Vorbereitungen intern
Auch Chor-intern gab es im Vorfeld einiges zu regeln. Alle 80 Mitglieder der „free voices“ wurden persönlich angeschrieben mit Aufforderung mitzuteilen, ob sie an der ersten, für den 29. Juni angesetzten Probe definitiv teilnehmen. Der Rücklauf der Befragung ging wiederum an Chorleiter Michael Christ, Leiter der Musiklehrergemeinschaft TONART in Mainz-Laubenheim. Christ stellte aus diesen Rückmeldungen zwei gleich leistungsfähige 30-ger-Chöre zusammen, die jeweils in einem verbindlichen Stellplan untergebracht wurden. Diese Arbeit erledigte ein Organisationsteam. Identisch mit diesem Stellplan machte Gerald Leber vor Probenbeginn Fotos des aufgestellten Chors, um die Aufstellung zu dokumentieren.
Dann ging es los
Vorstandsmitglieder und Helfende hatten vor Probenbeginn den Innenhof der VG mit weiß-roten Absperrbändern in drei-Meter-Abständen ausgelegt und auf jedem Band wiederum drei-Meter-Markierungen angebracht. Gegen 19:45 Uhr trudelten die ersten Sängerinnen und Sänger in dem von der Abendsonne beschienen Ambiente ein. Mit Maske natürlich, die bis zur Einnahme des vorgeschriebenen Platzes zu tragen war. Vorher aber musste jede Einzelne eine vorgefertigte Zustimmungserklärung unterschreiben, die Helferinnen unter den Arkaden einsammelten. Denn nur von dort war der Zugang auf das Geländes möglich, das ansonsten rundherum abgesperrt war.
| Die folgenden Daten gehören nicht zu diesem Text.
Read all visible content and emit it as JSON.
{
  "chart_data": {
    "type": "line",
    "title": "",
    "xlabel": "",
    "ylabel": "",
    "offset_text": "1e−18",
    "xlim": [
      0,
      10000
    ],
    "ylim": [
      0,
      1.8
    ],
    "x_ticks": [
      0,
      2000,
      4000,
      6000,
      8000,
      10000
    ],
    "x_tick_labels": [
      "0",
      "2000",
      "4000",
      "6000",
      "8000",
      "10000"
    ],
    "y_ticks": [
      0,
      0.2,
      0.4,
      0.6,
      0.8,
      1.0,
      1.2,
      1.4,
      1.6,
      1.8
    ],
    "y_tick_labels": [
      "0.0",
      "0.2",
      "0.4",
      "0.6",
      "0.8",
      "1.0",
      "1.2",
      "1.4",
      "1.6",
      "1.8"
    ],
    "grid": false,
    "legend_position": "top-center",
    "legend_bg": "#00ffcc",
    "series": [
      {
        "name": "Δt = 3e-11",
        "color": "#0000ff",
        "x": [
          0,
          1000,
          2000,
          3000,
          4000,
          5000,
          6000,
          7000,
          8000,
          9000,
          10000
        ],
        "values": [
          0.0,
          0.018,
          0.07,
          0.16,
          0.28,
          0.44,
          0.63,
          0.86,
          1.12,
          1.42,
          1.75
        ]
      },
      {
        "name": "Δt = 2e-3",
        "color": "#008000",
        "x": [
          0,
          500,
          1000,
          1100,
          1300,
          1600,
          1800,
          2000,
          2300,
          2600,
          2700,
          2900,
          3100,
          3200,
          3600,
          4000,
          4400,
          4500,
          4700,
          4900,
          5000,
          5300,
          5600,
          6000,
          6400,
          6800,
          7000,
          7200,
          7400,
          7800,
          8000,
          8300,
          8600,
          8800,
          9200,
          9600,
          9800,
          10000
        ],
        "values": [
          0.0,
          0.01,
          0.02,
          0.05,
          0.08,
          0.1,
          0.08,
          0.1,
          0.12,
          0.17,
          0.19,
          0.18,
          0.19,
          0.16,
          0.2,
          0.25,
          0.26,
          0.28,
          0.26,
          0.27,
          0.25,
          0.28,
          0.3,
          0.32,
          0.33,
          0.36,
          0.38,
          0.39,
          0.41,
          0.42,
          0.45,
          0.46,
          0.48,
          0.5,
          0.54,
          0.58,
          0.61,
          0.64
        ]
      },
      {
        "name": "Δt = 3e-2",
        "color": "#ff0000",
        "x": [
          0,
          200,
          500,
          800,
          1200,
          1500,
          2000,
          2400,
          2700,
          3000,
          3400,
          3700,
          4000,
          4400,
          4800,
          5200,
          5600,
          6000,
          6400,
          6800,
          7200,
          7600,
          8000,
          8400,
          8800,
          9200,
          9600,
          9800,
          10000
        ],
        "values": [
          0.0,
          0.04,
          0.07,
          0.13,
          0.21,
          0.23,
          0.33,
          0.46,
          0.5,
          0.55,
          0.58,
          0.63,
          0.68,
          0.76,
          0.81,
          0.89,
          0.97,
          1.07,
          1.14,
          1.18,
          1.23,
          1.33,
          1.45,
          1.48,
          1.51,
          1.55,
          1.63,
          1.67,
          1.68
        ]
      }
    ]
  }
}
Pünktlich um 20.00 Uhr startete Michael Christ mit kurzen Einsingübungen. Galt es nicht nur, die eigene Stimme vorzubereiten, sondern auch erste Erfahrungen mit der neuen „Raumakustik“ zu machen. Während der Chor bisher nur in geschlossenen Raum geprobt hatte, verflog der Klang jetzt in alle Himmels- und Windrichtungen. „Es war ganz eigenartig, man hat nur sich selbst gehört“, beschrieben Chormitglieder das ganz neue Gefühl des open-air-Gesangs nach der Probe. Aber erstaunlich, wie schnell sich der Klangkörper, unterstützt durch Ansagen des Chorleiters, mit der ungewöhnlichen Situation zurechtfand. Dann folgte die Wiederaufnahme bereits bekannter Lieder. Das waren „Love of my Life“ von Queen in einem Arrangement von Michael Christ, „Look at the World“ von John Rutter und „Will lift up my Hands“ von Hans Christian Joachimsen. Unterstützt durch das E-Pianospiel eignete sich der Chor die vierstimmigen Sätze sehr schnell wieder an, trotz ungewohnter Umgebung. Er lieferte einen sehr sauberen Chorklang ab und konnte nach Anweisung hörbare Fortschritte bei der Interpretation der einzelnen Stücke erzielen. Kurz vor 21.00 Uhr machte sich dann schon die zweite 30-er-Schicht unter den Arkaden bemerkbar. Während die erste das Gelände über den Parkeingang verließ, begann das gleiche Prozedere für die zweite Gruppe von Neuem. Bis 22.00 Uhr.
Blick ins Land
In einem Flächenland wie Rheinland-Pfalz spielt das Chorwesen eine sehr wichtige Rolle. Hunderte von Chören beteiligen sich an kleineren und größeren Veranstaltungen ihrer Heimatgemeinde und pflegen Kontakte zu ihren Sangesbrüdern und -schwestern in der Umgebung. Sie bilden den sozialen Kitt in unserem ländlich geprägten Bundesland. Alleine im Dachverband „Chorverband Rheinland-Pfalz“ sind 1.900 Chöre in 1.300 Vereinen mit ca. 131.000 aktiven und passiven Mitgliedern organisiert. Unter ihnen der „Gesangverein Concordia 1872 Bodenheim“ mit den „Männern“ als Gründungschor und dem seit ca. 20 Jahren bestehenden gemischten Chor „free voices“. Beide Chöre beteiligen sich an Fastnachtsveranstaltungen, Gottesdiensten und natürlich beim St. Albansfest.
Man kann nur hoffen und wünschen, dass dem ca. 35-köpfigen Männerchor ein genauso gelungener Restart zusammen mit ihrem Leiter Frank Häser gelingt. Allerdings dann mit Stühlen, die vor und nach der Veranstaltung desinfiziert werden.